A press release from Democratic presidential candidate Hillary Clinton’s Colorado campaign announces a new group of Republican advocates for her election over Donald Trump–the “Ralph Carr Republicans,” named after a Colorado Republican governor whose compassion made him a hero long after his political career was over:
Tomorrow, Wednesday, September 7, Hillary for Colorado will launch Together for America: Ralph Carr Republicans. Invoking the spirit of Colorado’s 29th Governor, a Republican who opposed the internment of Japanese-Americans despite popular sentiment at the time, Ralph Carr Republicans is a core group of everyday Colorado GOPers who are putting country before party and backing Hillary Clinton for President.
Ralph Carr Republicans will lead the Hillary for Colorado campaign’s recruitment and outreach to the growing number of Republican and independent voters in the Centennial State who believe that Donald Trump is too dangerous and unfit to be commander in chief. Ralph Carr Republicans recognize that Hillary Clinton understands the complex and volatile world we live in and has the experience and temperament to be president, while Trump does not…
Also on hand at tomorrow’s press conference to speak about Governor Ralph Carr’s legacy will be Terie Miyamoto, a Japanese-American from Centennial whose mother was interned during WWII and whose father was a WWII veteran born in Denver.

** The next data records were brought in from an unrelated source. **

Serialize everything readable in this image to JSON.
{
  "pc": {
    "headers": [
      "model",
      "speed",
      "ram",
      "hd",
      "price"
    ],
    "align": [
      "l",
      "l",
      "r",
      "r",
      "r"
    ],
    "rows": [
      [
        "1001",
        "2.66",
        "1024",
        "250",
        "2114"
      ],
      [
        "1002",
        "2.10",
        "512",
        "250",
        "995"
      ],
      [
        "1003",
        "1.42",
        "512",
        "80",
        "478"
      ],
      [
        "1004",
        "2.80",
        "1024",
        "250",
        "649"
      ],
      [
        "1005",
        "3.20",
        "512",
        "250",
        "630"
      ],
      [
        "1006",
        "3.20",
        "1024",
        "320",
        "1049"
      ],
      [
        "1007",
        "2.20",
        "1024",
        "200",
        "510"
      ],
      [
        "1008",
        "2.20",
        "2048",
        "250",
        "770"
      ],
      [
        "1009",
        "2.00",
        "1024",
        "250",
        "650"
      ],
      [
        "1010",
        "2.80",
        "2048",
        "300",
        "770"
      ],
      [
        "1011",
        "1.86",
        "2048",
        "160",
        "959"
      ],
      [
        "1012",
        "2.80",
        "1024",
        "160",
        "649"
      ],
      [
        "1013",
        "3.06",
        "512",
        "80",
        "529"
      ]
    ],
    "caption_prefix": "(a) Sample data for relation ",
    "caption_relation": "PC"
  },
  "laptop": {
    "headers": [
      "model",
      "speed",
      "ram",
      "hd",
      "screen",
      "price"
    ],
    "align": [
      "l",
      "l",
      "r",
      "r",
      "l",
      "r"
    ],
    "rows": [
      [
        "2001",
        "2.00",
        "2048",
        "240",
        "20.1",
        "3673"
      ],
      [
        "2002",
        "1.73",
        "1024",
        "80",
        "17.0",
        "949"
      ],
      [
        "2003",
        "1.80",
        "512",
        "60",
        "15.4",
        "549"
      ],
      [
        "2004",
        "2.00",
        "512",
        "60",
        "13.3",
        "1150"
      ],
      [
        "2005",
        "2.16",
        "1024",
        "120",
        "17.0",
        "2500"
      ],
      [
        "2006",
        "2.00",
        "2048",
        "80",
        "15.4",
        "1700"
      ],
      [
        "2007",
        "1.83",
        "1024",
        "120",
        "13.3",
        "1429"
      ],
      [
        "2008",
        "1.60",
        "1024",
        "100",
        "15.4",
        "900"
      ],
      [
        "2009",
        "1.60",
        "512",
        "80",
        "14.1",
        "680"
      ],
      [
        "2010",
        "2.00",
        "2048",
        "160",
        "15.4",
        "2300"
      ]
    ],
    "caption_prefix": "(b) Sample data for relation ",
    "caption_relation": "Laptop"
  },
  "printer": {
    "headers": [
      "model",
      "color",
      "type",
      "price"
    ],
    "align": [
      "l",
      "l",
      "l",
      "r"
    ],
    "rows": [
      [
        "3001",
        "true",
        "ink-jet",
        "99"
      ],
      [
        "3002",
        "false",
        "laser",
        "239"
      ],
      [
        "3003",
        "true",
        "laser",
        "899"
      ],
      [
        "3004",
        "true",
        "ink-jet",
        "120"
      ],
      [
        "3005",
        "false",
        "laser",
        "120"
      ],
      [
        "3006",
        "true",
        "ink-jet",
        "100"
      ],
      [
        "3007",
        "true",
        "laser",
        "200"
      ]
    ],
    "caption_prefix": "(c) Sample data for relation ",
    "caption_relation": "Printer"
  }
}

The story of Gov. Ralph Carr’s profound decency in response to the internment of Japanese-Americans during World War II was not fully understood during Carr’s own lifetime. Carr’s political career ended after his defense of Japanese-American evacuees relocated to Colorado, losing his bid for election to the U.S. Senate in 1942 to Democrat Edwin “Big Ed” Johnson. Johnson derided Carr as a “Jap lover,” and proposed (sound familiar?) closing the borders of the state with National Guardsmen to prevent their relocation.
Today, history has decided who won that debate–and it’s not the man who won the 1942 U.S. Senate race.
Given the extreme state of the debate over immigration in the United States today, and the rhetoric coming from one political party in particular on the issue–Ralph Carr’s party, at least nominally–we think Gov. Carr would approve of the “Ralph Carr Republicans.”